Editor’s Note: This Op-Ed first appeared at the Idaho Freedom Foundation website and is used with permission. The Editorial Board at True Idaho News is in complete agreement with Wayne Hoffman on this – House Speaker Bedke is using his power as House Speaker to ensure excellent bills brought by the state’s elected legislators never get so much as a hearing, let alone a vote. As Hoffman points out, Bedke didn’t used to be this way. It is the opinion of the True Idaho News Editorial Board that Speaker Bedke smells and feels the power of his position, and he’d rather have that than a representative government. This is especially troublesome considering Bedke is now seeking to become Idaho’s Lt. Governor.
Op-Ed by Wayne Hoffman
The first mission of every legislative session should be to cut taxes, and Gov. Brad Little’s proposal to cut income taxes is certainly welcome, but it’s hardly the best Idaho can do this year.
Several Idaho lawmakers have some really good ideas for dramatically cutting taxes. They want to push property taxes to near zero, get rid of the state’s income tax, or maybe eliminate the grocery tax. The budget surplus is large enough to accomplish these ambitious goals.
But those ideas likely won’t get a hearing because House Speaker Scott Bedke and various members of the legislative oligarchy decided that Little’s inferior tax break is as good as it will get. Little’s tax cut plan leaves plenty of room for the government to spend the state into oblivion.
Welcome to the Idaho Legislature, where only a select, powerful few get to decide which public policies move forward and which ones get shelved. It’s a far cry from the way things used to be in the not so distant past. It used to be that when the state had a big budget surplus, lawmakers openly brought their best proposals and hearings were held on the same.
I’m old enough to remember — and Bedke, House Majority Leader Mike Moyle, and Little are, too — when the state faced a big budget surplus and lawmakers presented lots of ideas to figure out the best way to return the money to taxpayers. Yes, the governor arrives with his own plan. But it’s never been the only plan, until now.
More problematic is the fact that Little’s income tax plan has already been written into legislative budget documents as if the plan is a done deal although not even a single vote has been taken.
As I have noted many times before, Bedke said on stage in 2014 that the Legislature is “an arena of ideas.”

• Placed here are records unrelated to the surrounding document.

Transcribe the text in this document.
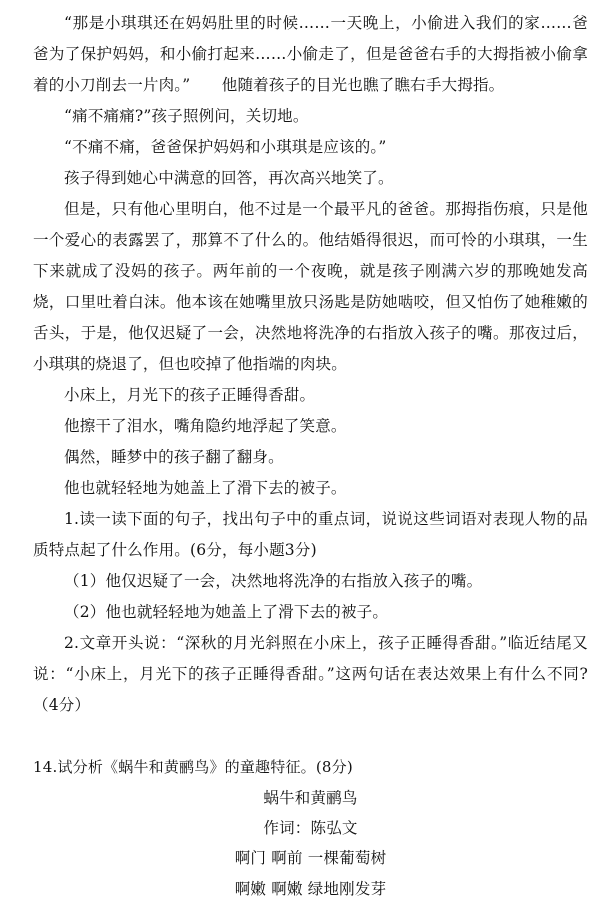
“那是小琪琪还在妈妈肚里的时候……一天晚上，小偷进入我们的家……爸爸为了保护妈妈，和小偷打起来……小偷走了，但是爸爸右手的大拇指被小偷拿着的小刀削去一片肉。”　　他随着孩子的目光也瞧了瞧右手大拇指。

“痛不痛痛?”孩子照例问，关切地。

“不痛不痛，爸爸保护妈妈和小琪琪是应该的。”

孩子得到她心中满意的回答，再次高兴地笑了。

但是，只有他心里明白，他不过是一个最平凡的爸爸。那拇指伤痕，只是他一个爱心的表露罢了，那算不了什么的。他结婚得很迟，而可怜的小琪琪，一生下来就成了没妈的孩子。两年前的一个夜晚，就是孩子刚满六岁的那晚她发高烧，口里吐着白沫。他本该在她嘴里放只汤匙是防她啮咬，但又怕伤了她稚嫩的舌头，于是，他仅迟疑了一会，决然地将洗净的右指放入孩子的嘴。那夜过后，小琪琪的烧退了，但也咬掉了他指端的肉块。

小床上，月光下的孩子正睡得香甜。

他擦干了泪水，嘴角隐约地浮起了笑意。

偶然，睡梦中的孩子翻了翻身。

他也就轻轻地为她盖上了滑下去的被子。

1.读一读下面的句子，找出句子中的重点词，说说这些词语对表现人物的品质特点起了什么作用。(6分，每小题3分)

（1）他仅迟疑了一会，决然地将洗净的右指放入孩子的嘴。

（2）他也就轻轻地为她盖上了滑下去的被子。

2.文章开头说：“深秋的月光斜照在小床上，孩子正睡得香甜。”临近结尾又说：“小床上，月光下的孩子正睡得香甜。”这两句话在表达效果上有什么不同?（4分）

14.试分析《蜗牛和黄鹂鸟》的童趣特征。(8分)

蜗牛和黄鹂鸟

作词：陈弘文

啊门 啊前 一棵葡萄树

啊嫩 啊嫩 绿地刚发芽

“So if you bring an idea, then with very few exceptions … those ideas need to be heard, and then vote up or down on ‘em. And then if you lose, then bring a better idea next time. It’s not the end of the world. We’ve got to start this public dialogue on some of these issues,” Bedke told a Boise audience.

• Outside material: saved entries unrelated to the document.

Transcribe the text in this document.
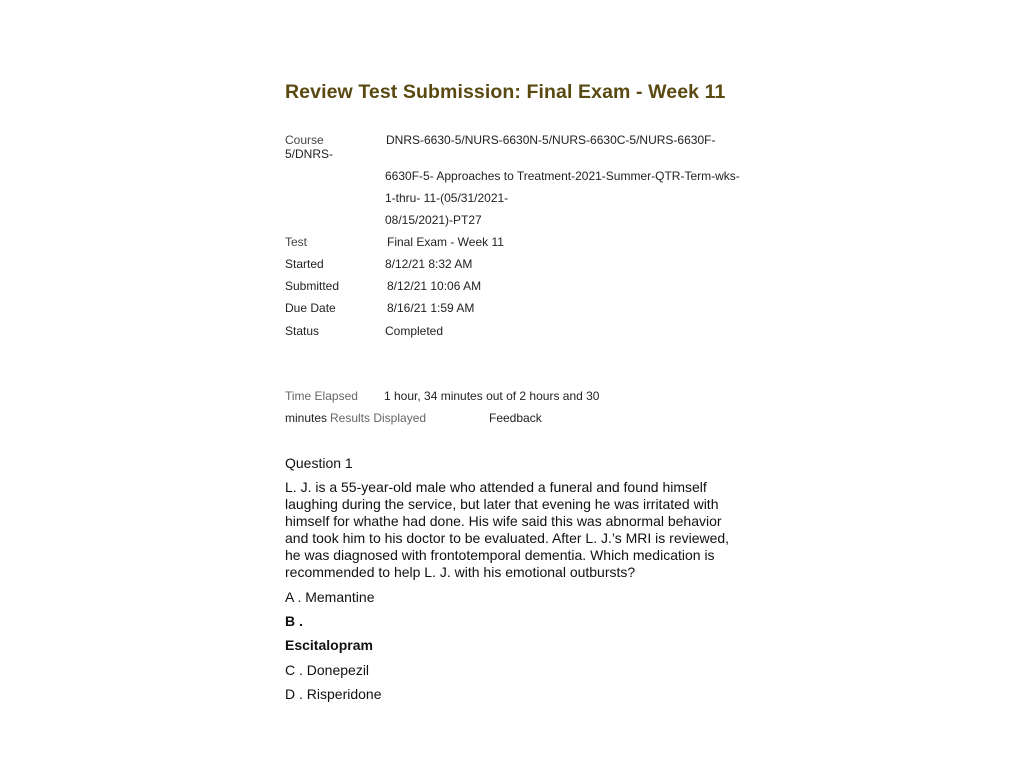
Review Test Submission: Final Exam - Week 11
Course	DNRS-6630-5/NURS-6630N-5/NURS-6630C-5/NURS-6630F-
5/DNRS-
6630F-5- Approaches to Treatment-2021-Summer-QTR-Term-wks-
1-thru- 11-(05/31/2021-
08/15/2021)-PT27
Test	Final Exam - Week 11
Started	8/12/21 8:32 AM
Submitted	8/12/21 10:06 AM
Due Date	8/16/21 1:59 AM
Status	Completed
Time Elapsed 1 hour, 34 minutes out of 2 hours and 30
minutes Results Displayed	Feedback
Question 1
L. J. is a 55-year-old male who attended a funeral and found himself laughing during the service, but later that evening he was irritated with himself for whathe had done. His wife said this was abnormal behavior and took him to his doctor to be evaluated. After L. J.’s MRI is reviewed, he was diagnosed with frontotemporal dementia. Which medication is recommended to help L. J. with his emotional outbursts?
A . Memantine
B .
Escitalopram
C . Donepezil
D . Risperidone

He probably wishes he hadn’t said it. Or that he’d been clearer in his meaning. What he meant to say is that the Legislature is an arena of ideas for the connected few. It’s not an arena for your ideas as conveyed by the people you elected to the Legislature. Lawmakers are just there to make the Statehouse look like it’s still “the people’s house.”
Witness the action of Rep. Steve Harris, the chairman of the House’s tax committee. Appointed to the job by Bedke, Harris told Rep. Ron Nate last week that Nate’s plan to get rid of the state’s grocery tax won’t get a hearing. That’s a particularly perplexing position for Harris, who years ago supported eliminating the grocery tax, voted for it, and joined Nate’s lawsuit arguing that the Legislature’s grocery tax repeal should have become law.
You’d think that with high inflation hurting people at the grocery store checkouts that Nate’s proposal would be worthy of at least discussing. Apparently not. Because Harris says so, and he answers to Bedke, not the voters of Harris’s southwest Idaho district.
This is the year for lawmakers to take bold action on taxes. There’s nothing bold about Little’s income tax reduction proposal, and it should not be the final word on Idaho tax policy.
Wayne Hoffman is President of the Idaho Freedom Foundation, which he helped found in 2005. IFF seeks to maintain the Founders’ vision that government should be limited so that individual liberty can be experienced without government interference or overreach. IFF seeks to give a voice to the voiceless — those that don’t have the means, the time or the wherewithal to take on government bureaucracy, labor unions, or special interests.